Extremisers and near-extremisers for central inequalities in harmonic analysis, geometric analysis and PDE

Isoperimetric inequalities are examples of sharp inequalities with intrinsic geometric content. The classical sharp inequality in two dimensions compares the area of an enclosed region in the plane with the length of its perimeter. Thanks to the sharpness, it is possible to deduce immediately that amongst all regions with a fixed perimeter length, the circle produces the maximum area. More generally, isoperimetric inequalities of this flavour can be used to identify maximising or minimising objects within a class, and they have applications in physical problems (for example, liquid droplet formation). Furthermore, these physical applications often demand that a "stable" version of the underlying sharp inequality is proved (to allow for the effect of external perturbative forces, for instance).

The main thrust of this broad project is to understand the sharpness and stability of some central inequalities which occur in harmonic analysis, geometric analysis and differential equations. These include the powerful Brascamp-Lieb inequality, which can be viewed as a generalised isoperimetric-type inequality and has fascinating and wide-ranging applications in the above fields and beyond. The project also encompasses sharp space-time inequalities for solutions of important differential equations, including the Schrodinger and wave equations.

In the short term, the primary beneficiaries will be the proposer and the post-doctoral researcher. The model is that the 12 month period of the post-doctoral researcher will coincide with the first 12 months of the project. During this time, leading experts on aspects of the proposal will be invited to spend extended visits at the School of Mathematics in Birmingham. This strategy for the structure of the project will maximise the impact of the project in several ways. It is anticipated that the scientific impetus provide by these visits during the early phase of the project will have an important role to play in the quality of the overall research output from the project. The visits will also provide a platform for the post-doctoral researcher, and the other members of the Analysis Group at Birmingham, to interact with leading mathematicians in their field. It is also intended that current proposal's links to aspects of arithmetic combinatorics will contribute to the development of strong ties between the Analysis Group and the highly successful Combinatorics Group at Birmingham.

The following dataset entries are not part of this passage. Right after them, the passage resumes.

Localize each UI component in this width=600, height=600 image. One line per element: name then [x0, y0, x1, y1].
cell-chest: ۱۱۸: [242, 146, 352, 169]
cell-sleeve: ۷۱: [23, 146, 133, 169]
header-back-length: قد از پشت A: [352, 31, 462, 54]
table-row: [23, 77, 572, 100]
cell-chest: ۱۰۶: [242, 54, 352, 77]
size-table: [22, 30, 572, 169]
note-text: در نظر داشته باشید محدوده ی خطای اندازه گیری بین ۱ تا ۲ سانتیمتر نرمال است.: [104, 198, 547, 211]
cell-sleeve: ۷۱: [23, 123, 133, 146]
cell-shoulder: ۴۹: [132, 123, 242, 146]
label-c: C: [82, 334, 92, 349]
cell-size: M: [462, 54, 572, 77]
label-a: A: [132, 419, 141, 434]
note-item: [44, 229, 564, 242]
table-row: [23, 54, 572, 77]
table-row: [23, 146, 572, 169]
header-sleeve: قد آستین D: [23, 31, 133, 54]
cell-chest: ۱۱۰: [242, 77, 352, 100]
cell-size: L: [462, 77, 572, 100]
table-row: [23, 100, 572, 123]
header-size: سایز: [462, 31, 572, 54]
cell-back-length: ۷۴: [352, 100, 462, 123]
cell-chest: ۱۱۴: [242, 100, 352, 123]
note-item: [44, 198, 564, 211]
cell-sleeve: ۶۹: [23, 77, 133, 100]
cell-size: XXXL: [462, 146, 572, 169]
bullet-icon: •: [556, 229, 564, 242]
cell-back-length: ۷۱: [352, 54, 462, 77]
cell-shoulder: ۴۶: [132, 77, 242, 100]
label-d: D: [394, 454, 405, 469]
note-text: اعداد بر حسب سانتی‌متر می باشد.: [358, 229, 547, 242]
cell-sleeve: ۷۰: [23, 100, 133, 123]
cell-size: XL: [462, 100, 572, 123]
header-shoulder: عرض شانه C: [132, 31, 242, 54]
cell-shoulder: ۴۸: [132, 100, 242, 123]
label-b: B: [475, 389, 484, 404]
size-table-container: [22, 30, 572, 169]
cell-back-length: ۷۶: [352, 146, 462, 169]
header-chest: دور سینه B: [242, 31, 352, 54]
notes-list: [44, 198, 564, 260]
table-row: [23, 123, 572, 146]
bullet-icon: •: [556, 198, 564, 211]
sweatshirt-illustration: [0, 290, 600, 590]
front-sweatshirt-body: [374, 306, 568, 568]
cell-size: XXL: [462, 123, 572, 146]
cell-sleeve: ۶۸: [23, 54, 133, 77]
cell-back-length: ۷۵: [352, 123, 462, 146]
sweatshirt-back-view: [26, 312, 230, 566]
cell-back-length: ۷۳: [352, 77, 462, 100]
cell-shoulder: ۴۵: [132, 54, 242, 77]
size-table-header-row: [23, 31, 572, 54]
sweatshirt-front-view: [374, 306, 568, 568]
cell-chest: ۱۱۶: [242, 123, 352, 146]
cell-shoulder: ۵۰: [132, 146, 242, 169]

At an intermediate time-scale, the beneficiaries are expected to include mathematicians working in the allied fields of euclidean harmonic analysis, geometric analysis and dispersive partial differential equations. A major feature of the current proposal is its breadth and timely response to recent breakthroughs in these prominent fields. These fields are particularly strongly represented in the UK and therefore the current proposal has an unusually inclusive position on the UK mathematical landscape.

In the longer term, impact beyond academic beneficiaries is likely to arise from the fundamental scientific nature of the current proposal and the resulting applications to understanding models of various important physical phenomena. At the centre of the current proposal is the powerful Brascamp-Lieb inequality; this inequality and closely related geometric inequalities enjoy a remarkable number applications. To give a flavour, these inequalities have direct connections to inequalities involving entropy and, for example, there are consequences of such inequalities to aspects of information theory. Also, Brascamp-Lieb inequalities have direct links to probability theory and the results here may be used to determine whether certain statistical tests are unbiased. Nonlinear generalisations of the Brascamp-Lieb inequality established by the proposer have found applications to the equations governing the propagation of Langmuir waves in a plasma. Further applications of such inequalities can be made to obstacle scattering in diffraction tomography. Also, closely related are isoperimetric-type inequalities which, for example, can be used to explain the shape of liquid droplets and the formation of crystals.

Included in the remainder of the proposal are questions concerning fundamental equations from quantum and classical physics, the Schrodinger equations and wave equations. For these differential equations, Strichartz estimates provide a means for understanding their solutions and the current proposal intends to generate novel viewpoints and tools for treating such estimates.